Life Is Good – and then there are days like this when the refrigerator goes out and I’m transferring from the kitchen freezer to the garage freezer and packing ice chests as quickly as possible.  Mind you, it is not that I have one-hundred other things to do today but my original schedule did not include this chore.  My plate is full and today it is fuller. 

Which brings me to wonder: how long is cream cheese good when not refrigerated?  Two hours left in a bowl on the countertop for my cream cheese pie seems void of issues but how much longer will it last?  And, how about all the other items?  Can eggs once refrigerated be left out for a few hours and then stored in an ice-chest without issues?  I mean, we have about three dozed of the little gems.  It’s been years since I camped over the week-end and I have forgotten how long they remain good to use.  But, it is the cheeses that I am most worried about saving.  I like the cheeses.  I don’t like the eggs as much.  What can I say: I’m just a cheesy sort of gal.

We have three (count them three) ice cube trays and — yep! — this morning when checked the ice cubes were more liquidly than not so while I’m doing the transfer thing I am also doing the waiting on frozen ice cube thing.  Hurry-hurry-hurry up already!

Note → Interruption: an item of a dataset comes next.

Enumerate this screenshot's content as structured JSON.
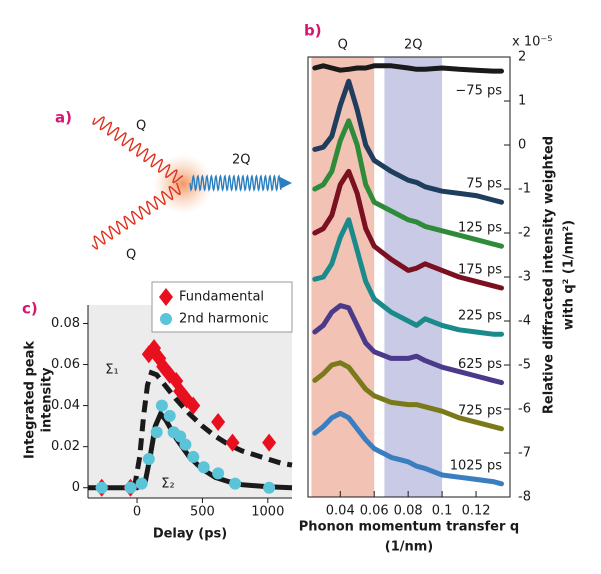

I ended the cream cheese dilemma after a lunch of  crackers (Triscuit baked whole grain wheat with Dill, Sea Salt  Olive Oil) slathered with the cream cheese and a thin slice of cucumber on top.  Yummy.  Now, as far as The Laughing Cow Light (Creamy Swiss and Garlic & Herb) spread I find there are too many portions left to use up quickly.  This issue continues to worry me.  But, this will also be a non-issue as soon as the ice-cubes in the working (garage) freezer provides enough cubes to surround the ice-chests filled with condiments, fresh veggies, one rather large block of Cheddar, one rather small (remaining) wedge of Parmesan and three rounds of cheese spreads.  I’m just glad this is summer and the refrigerator, for the most part, is a place we keep dairy (save the occasional left-overs), condiments and little else.  If this happened in winter and I had to toss out even one slice of Prosciutto or Lasagna or one ounce of my fire-starter Chili — I would be what was in a total melt-down.